Jeremy Hunt will be basking not only in the sunshine today but also in the warm glow of the latest GDP figures, which show the UK economy leaving its technical recession behind and rocketing upwards with 0.6 per cent growth in the first quarter of the year.
This is the fastest economic growth for two years, comfortably beating the Bank of England’s prediction yesterday that GDP would grow by 0.4 per cent in the first quarter of this year.
The Chancellor says this shows the economy “returning to full health” and that “our long term prospects are the strongest of any major European economy”. Rachel Reeves says this is the UK going from “low growth to no growth”. Who’s right?
“The reality is that both of them are talking bollocks,” says Simon French, chief economist at the investment bank Panmure Gordon and one of the few economists to correctly predict the stronger growth revealed today. “Are we bottom of the pile, as Rachel likes to pretend? No. Are we world-beating, as Jeremy’s Twitter account likes to pretend? No.” In international terms the UK has moved from fourth to third place in the G7 for GDP, and remained at fifth place for per-capita GDP. “We’re in the middle of the pack.”
French says the Bank of England’s more pessimistic prediction was based on the idea that the large rise in “precautionary savings” last year would continue to rise, whereas he thinks it will fall – people will start to spend more, and that higher consumption will contribute to economic growth. This appears backed up by consumer confidence, which recently hit a two-year high.
That said, our per-capita GDP will probably be revised downwards in the coming months because the current GDP figures have been calculated using older population estimates. When these are updated, that economic activity will be spread across more people, so the total amount of growth per person will fall. Eventually, this too will become a net positive (each immigrant typically contributes more to the economy over time, as their earning power increases), but this will take decades.
It’s fairly unlikely that grateful Brits will deck their cul-de-sacs with bunting this weekend to celebrate the UK’s victory over a brief technical recession. Last June, an Ipsos poll found that 61 per cent of people believed the country was already in a recession (at that point, it wasn’t), so it seems most of us won’t realise the recession is over.

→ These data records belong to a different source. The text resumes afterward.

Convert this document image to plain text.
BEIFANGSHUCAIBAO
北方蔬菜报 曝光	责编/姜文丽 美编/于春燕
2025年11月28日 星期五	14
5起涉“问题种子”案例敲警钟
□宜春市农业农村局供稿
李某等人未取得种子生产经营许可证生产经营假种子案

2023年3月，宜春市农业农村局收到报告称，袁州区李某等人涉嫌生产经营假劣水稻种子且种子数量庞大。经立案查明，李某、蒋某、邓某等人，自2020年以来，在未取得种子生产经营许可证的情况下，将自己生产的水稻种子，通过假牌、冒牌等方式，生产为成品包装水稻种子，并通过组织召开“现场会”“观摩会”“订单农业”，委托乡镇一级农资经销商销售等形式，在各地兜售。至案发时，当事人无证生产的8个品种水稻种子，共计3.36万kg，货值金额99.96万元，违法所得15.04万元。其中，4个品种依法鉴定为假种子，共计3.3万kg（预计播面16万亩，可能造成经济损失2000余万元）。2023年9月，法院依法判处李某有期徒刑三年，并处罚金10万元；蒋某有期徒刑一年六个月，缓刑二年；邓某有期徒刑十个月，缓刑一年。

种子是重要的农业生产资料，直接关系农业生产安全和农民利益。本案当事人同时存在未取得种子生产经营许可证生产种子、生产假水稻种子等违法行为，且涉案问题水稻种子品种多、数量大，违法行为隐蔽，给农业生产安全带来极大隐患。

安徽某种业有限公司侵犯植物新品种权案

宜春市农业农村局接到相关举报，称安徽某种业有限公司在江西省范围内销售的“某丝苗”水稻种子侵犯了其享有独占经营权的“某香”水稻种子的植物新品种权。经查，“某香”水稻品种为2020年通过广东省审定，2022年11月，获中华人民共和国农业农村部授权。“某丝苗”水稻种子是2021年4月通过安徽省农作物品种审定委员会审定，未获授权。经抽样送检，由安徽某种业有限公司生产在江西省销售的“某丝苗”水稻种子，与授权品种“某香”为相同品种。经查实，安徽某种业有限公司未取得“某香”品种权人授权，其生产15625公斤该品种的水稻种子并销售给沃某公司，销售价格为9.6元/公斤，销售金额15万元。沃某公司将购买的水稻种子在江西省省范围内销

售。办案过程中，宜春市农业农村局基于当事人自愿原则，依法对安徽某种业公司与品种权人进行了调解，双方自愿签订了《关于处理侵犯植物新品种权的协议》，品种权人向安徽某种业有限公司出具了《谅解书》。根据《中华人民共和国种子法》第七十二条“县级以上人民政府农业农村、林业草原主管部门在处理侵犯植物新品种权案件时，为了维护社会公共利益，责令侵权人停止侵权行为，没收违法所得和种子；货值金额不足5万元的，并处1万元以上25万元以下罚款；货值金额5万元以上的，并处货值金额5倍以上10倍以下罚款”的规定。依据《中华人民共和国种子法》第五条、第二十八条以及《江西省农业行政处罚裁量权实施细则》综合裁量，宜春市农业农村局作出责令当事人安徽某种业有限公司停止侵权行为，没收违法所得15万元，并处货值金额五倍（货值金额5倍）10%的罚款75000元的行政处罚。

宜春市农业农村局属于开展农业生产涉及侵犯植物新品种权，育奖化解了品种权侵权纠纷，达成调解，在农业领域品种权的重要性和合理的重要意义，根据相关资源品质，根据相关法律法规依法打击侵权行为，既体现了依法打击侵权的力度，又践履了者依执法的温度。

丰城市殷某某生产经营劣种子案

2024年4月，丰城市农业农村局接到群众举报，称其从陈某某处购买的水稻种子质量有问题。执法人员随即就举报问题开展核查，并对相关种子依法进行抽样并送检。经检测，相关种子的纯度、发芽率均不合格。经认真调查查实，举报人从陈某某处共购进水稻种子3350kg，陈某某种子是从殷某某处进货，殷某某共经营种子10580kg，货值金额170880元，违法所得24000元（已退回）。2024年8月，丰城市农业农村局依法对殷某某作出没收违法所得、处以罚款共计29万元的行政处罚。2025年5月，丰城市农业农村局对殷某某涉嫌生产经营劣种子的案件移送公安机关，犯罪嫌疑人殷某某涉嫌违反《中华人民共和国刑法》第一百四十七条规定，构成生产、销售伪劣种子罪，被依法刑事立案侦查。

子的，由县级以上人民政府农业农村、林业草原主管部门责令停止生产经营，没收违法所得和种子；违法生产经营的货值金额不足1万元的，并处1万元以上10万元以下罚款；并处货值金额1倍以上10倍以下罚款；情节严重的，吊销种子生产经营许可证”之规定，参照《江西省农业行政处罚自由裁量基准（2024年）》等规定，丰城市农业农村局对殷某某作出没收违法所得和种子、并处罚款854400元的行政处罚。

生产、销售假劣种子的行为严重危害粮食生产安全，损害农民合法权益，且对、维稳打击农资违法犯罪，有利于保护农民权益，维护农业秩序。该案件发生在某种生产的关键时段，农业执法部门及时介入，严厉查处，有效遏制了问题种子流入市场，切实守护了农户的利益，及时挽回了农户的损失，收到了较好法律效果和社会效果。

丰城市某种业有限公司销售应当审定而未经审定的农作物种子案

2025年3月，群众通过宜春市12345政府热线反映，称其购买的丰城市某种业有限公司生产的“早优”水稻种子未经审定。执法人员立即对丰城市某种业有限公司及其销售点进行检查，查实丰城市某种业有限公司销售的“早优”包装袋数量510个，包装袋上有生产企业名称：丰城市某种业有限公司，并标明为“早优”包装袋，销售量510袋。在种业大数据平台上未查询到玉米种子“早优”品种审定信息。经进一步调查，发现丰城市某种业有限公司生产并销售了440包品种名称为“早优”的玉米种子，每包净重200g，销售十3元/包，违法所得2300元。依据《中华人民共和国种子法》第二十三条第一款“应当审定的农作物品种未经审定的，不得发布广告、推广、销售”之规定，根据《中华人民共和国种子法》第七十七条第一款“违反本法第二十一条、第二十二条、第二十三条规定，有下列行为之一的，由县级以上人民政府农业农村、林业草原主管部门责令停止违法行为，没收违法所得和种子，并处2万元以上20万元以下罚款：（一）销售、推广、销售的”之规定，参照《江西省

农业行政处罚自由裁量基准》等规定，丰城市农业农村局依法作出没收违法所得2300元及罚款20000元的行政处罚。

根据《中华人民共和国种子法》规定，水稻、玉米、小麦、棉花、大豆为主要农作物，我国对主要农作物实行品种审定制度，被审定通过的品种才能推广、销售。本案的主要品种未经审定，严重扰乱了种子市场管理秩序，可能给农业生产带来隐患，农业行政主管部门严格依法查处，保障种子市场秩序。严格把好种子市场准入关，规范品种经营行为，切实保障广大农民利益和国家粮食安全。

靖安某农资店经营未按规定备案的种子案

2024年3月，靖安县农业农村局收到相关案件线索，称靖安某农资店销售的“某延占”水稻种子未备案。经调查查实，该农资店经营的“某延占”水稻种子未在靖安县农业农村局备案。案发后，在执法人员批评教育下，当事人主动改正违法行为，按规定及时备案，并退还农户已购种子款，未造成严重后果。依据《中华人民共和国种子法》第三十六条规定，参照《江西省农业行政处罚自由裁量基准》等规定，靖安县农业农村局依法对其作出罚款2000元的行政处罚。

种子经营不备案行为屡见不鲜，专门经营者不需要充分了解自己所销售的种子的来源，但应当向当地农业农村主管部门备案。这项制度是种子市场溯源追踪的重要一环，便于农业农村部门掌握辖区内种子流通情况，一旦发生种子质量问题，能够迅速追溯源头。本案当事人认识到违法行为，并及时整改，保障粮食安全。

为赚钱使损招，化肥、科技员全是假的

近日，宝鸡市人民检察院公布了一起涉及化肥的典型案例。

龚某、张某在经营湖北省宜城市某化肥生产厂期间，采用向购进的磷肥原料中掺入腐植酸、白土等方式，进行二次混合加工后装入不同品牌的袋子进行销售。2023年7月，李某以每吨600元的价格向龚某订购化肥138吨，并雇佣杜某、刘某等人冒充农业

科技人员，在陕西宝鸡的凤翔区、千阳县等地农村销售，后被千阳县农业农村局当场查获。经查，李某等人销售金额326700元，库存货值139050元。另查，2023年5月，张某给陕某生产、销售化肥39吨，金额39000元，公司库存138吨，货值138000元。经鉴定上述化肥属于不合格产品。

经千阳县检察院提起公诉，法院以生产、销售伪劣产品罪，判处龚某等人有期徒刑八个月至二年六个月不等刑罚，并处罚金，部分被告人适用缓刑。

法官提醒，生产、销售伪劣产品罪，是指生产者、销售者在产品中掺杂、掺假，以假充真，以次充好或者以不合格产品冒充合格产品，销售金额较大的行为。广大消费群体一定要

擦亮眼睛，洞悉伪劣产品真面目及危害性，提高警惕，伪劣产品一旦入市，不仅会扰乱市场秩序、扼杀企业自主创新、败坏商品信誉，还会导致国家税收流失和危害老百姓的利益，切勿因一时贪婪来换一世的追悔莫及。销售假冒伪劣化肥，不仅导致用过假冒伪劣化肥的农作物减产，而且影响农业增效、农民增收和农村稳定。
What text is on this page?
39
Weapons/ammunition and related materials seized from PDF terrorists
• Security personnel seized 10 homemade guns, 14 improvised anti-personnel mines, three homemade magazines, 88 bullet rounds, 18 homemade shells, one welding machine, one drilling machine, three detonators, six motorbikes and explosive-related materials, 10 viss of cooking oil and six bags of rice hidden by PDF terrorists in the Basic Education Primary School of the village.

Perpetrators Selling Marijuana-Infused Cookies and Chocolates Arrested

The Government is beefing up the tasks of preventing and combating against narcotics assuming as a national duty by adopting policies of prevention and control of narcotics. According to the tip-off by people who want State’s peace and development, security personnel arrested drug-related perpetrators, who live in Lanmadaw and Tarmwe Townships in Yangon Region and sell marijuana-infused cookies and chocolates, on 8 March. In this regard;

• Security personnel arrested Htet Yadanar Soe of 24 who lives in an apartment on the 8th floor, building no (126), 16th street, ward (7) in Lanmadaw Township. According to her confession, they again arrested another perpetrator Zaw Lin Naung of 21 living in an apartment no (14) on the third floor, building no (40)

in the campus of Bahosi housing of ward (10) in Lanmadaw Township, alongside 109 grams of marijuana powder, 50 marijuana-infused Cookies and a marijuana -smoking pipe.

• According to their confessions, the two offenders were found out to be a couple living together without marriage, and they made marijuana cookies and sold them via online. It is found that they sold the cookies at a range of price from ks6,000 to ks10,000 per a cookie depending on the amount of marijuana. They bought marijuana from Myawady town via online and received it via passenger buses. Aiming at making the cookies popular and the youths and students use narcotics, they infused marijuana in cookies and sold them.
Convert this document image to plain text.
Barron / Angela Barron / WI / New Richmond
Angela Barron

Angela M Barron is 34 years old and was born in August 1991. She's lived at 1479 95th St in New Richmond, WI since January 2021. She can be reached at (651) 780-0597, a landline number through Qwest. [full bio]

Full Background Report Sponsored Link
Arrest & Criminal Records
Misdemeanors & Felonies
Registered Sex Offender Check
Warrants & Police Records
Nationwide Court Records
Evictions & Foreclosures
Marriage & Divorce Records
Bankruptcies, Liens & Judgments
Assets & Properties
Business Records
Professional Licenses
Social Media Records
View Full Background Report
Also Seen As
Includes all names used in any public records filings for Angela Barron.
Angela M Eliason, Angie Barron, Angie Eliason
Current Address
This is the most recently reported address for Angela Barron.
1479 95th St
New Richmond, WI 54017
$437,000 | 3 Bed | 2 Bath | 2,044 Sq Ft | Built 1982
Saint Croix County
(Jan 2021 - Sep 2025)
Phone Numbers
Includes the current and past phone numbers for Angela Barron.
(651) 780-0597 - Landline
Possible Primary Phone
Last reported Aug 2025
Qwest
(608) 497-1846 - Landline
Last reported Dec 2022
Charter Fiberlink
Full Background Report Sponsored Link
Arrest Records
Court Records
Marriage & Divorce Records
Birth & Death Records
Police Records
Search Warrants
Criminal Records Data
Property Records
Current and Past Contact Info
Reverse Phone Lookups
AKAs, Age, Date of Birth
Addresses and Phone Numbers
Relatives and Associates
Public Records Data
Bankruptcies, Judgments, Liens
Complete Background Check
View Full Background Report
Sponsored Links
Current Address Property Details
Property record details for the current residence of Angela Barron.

In fact, a warming economy could make some people feel poorer: as the Bank’s Monetary Policy Report explained yesterday. External inflationary pressures may have reduced but the UK still has a tight labour market. These elevated wages are contributing to services inflation and businesses expect to raise prices by around 4 per cent over the coming year. The Bank’s job is to keep a lid on these more persistent domestic inflationary pressures. A faster-growing economy could mean it holds interest rates at their current 15-year high for longer than it would have done, which could make some people (particularly those refinancing their mortgages) feel poorer, even as the Chancellor tells them things are looking up.